We are indeed much more than what we eat, but what we eat can nevertheless help us to be much more than what we are. —-Adelle Davis
One of the most important aspects that often gets overlooked when choosing to eat organic food is not just eating what grows locally, but choosing to eat what’s in season. As you begin to pay attention to what grows at certain times of the year, you may notice that the earth provides fruits and veggies that support your needs for the season. Seasonal menus can vary based on where you live, but here are some overriding principles you can follow to ensure optimal nourishment in every season:
- In spring, focus on tender, leafy vegetables that represent the fresh new growth of this season. The greening that occurs in springtime should be represented by greens on your plate, including Swiss chard, spinach, Romaine lettuce, fresh parsley, and basil.
- In summer, stick with light, cooling foods in the tradition of traditional Chinese medicine.
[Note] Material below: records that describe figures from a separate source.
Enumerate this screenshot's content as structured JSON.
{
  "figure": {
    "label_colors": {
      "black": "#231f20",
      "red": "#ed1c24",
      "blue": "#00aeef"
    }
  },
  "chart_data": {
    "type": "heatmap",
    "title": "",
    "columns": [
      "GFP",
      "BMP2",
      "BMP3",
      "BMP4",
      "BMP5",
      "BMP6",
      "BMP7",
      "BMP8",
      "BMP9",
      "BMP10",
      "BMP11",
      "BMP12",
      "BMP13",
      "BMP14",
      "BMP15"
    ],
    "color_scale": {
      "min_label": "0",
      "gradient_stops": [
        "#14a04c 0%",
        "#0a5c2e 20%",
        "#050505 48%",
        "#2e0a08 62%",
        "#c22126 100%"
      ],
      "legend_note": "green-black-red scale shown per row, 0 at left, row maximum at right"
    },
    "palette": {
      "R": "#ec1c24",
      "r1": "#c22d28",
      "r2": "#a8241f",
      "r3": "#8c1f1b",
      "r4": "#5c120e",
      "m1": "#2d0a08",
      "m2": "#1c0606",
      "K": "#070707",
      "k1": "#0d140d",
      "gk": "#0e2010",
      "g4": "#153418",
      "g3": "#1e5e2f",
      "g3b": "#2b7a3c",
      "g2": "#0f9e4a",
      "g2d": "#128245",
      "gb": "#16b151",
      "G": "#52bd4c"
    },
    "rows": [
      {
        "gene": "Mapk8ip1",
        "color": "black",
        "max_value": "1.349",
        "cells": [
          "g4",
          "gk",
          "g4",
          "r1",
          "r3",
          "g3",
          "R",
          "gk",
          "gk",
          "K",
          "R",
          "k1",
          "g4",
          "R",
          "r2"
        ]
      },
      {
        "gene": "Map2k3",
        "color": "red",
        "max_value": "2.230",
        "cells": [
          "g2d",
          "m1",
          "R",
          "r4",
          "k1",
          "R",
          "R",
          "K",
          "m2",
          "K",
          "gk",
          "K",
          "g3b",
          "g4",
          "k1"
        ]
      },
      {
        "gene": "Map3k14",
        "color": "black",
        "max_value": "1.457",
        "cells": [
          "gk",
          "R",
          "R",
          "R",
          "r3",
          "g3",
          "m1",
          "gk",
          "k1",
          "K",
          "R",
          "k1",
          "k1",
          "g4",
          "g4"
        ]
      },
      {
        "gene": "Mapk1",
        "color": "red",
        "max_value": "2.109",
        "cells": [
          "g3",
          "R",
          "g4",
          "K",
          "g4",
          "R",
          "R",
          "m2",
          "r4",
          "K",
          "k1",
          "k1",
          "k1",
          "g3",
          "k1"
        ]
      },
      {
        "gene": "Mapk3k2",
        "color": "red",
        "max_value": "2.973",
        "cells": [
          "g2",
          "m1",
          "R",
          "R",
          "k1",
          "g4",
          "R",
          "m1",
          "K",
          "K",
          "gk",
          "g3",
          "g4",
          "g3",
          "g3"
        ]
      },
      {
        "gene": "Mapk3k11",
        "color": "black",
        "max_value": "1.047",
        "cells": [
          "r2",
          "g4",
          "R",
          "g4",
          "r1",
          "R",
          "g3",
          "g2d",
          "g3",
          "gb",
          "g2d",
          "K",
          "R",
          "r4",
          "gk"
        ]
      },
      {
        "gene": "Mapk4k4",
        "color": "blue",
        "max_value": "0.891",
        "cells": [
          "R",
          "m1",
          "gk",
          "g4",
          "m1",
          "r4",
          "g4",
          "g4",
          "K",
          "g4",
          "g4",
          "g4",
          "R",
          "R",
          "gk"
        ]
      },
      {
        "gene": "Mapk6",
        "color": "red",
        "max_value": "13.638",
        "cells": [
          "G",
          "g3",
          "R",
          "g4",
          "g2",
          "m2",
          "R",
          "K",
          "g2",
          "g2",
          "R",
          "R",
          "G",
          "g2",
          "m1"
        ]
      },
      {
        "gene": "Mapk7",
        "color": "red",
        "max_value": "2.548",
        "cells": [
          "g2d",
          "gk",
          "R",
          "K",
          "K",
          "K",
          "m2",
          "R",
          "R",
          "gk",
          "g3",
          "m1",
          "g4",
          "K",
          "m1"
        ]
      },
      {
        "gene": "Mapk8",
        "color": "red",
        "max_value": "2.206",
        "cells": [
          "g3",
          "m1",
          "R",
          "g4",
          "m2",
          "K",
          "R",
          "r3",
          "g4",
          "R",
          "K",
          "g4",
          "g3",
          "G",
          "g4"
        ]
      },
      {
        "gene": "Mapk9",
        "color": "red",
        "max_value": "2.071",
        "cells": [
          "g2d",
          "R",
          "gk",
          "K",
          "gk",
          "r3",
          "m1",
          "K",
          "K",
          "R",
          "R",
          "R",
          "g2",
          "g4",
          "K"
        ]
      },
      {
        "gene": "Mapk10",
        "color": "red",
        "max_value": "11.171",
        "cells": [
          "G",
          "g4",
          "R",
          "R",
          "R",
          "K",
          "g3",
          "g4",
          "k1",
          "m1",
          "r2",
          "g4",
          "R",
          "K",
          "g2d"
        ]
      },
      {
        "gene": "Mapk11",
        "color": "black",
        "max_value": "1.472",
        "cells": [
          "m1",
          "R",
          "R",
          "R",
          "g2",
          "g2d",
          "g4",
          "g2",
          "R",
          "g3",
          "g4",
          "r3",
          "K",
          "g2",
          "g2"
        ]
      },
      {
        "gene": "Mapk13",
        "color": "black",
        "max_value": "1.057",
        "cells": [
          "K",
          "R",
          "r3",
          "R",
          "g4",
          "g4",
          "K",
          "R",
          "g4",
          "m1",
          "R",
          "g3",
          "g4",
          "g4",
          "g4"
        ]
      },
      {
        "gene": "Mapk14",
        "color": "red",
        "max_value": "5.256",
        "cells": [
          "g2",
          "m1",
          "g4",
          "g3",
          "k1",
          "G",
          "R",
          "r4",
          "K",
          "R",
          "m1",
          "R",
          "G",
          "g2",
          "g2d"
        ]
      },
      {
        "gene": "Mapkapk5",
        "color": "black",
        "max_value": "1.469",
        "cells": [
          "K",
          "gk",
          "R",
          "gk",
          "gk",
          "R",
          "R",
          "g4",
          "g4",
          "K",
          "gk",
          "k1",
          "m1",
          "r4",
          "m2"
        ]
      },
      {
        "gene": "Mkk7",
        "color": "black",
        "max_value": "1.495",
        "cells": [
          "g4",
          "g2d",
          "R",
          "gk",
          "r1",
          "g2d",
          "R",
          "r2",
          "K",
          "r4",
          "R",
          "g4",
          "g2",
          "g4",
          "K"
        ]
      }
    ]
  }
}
These foods include fruits like strawberries, apple, pear, and plum; vegetables like summer squash, broccoli, cauliflower, and corn; and spices and seasonings like peppermint and cilantro.
- In fall, turn toward the more warming, autumn harvest foods, including carrot, sweet potato, onions, and garlic. Also emphasize the more warming spices and seasonings including ginger, peppercorns, and mustard seeds.
- In winter, turn even more exclusively toward warming foods. Remember the principle that foods taking longer to grow are generally more warming than foods that grow quickly. All of the animal foods fall into the warming category including fish, chicken, beef, lamb, and venison. So do most of the root vegetables, including carrot, potato, onions and garlic. Eggs also fit in here, as do corn and nuts.
There’s another great tool available that offers a year-round reminder of what to eat now. For more information, check out the Local Foods Wheel.
In all seasons, be creative! Let the natural backdrop of spring, summer, fall and winter be your guide.